La interpretación que los reformadores daban a este pasaje es exegéticamente
insostenible, porque cae en el error de dar dos significaciones diversas a una
misma expresión (remittere) que aparece dos veces en la misma frase. Interpretan
ellos: «A quien declaréis perdonados los pecados [por su fe fiducial], les son
perdonados». Pero la exégesis requiere que se traduzca así: «A quienes
perdonareis los pecados, les serán perdonados.»
En la antigüedad cristiana se discutió sin duda sobre la extensión que abarcaba
el poder de la Iglesia para perdonar Ios pecados, pero nunca se puso en tela de
juicio el hecho de que la Iglesia perdonara verdadera e inmediatamente los
pecados y no se limitara a levantar la pena canónica de excomunión. Esto mismo
opinaban tanto los propugnadores del rigorismo montanista y novaciano como los
defensores de la doctrina católica. El autor del edicto sobre la penitencia que
nos ha sido transmitido por Tertuliano declara simplemente: «Yo perdono los
pecados de adulterio y fornicación»; Dz 43. SAN CIPRIANO nos habla de una
remisión de los pecados efectuada por los sacerdotes («remissio facta per
sacerdotes»; De lapsis 29).
SAN JUAN CRISÓSTOMO rechaza expresamente la teoría de la «declaración»

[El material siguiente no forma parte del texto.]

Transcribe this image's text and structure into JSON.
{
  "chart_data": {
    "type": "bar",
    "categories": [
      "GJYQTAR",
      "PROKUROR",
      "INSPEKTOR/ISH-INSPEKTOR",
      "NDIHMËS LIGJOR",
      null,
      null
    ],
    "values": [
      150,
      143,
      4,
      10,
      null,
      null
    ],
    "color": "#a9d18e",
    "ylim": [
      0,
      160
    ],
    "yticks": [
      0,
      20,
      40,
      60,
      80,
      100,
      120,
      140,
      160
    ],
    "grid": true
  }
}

(propugnada por los reformadores) en una comparación que establece entre el
sacerdocio del Antiguo Testamento y el del Nuevo: «Los sacerdotes judíos tenían
autoridad para purificar la lepra del cuerpo, o, mejor dicho, no podían
purificar sino únicamente declarar purificados a los que estaban limpios. En
cambio, nuestros sacerdotes recibieron el poder, no de limpiar la lepra del
cuerpo, sino la inmundicia del alma; y no sólo de declararla limpia, sino de
limpiarla totalmente» (De sacerd. iii 6).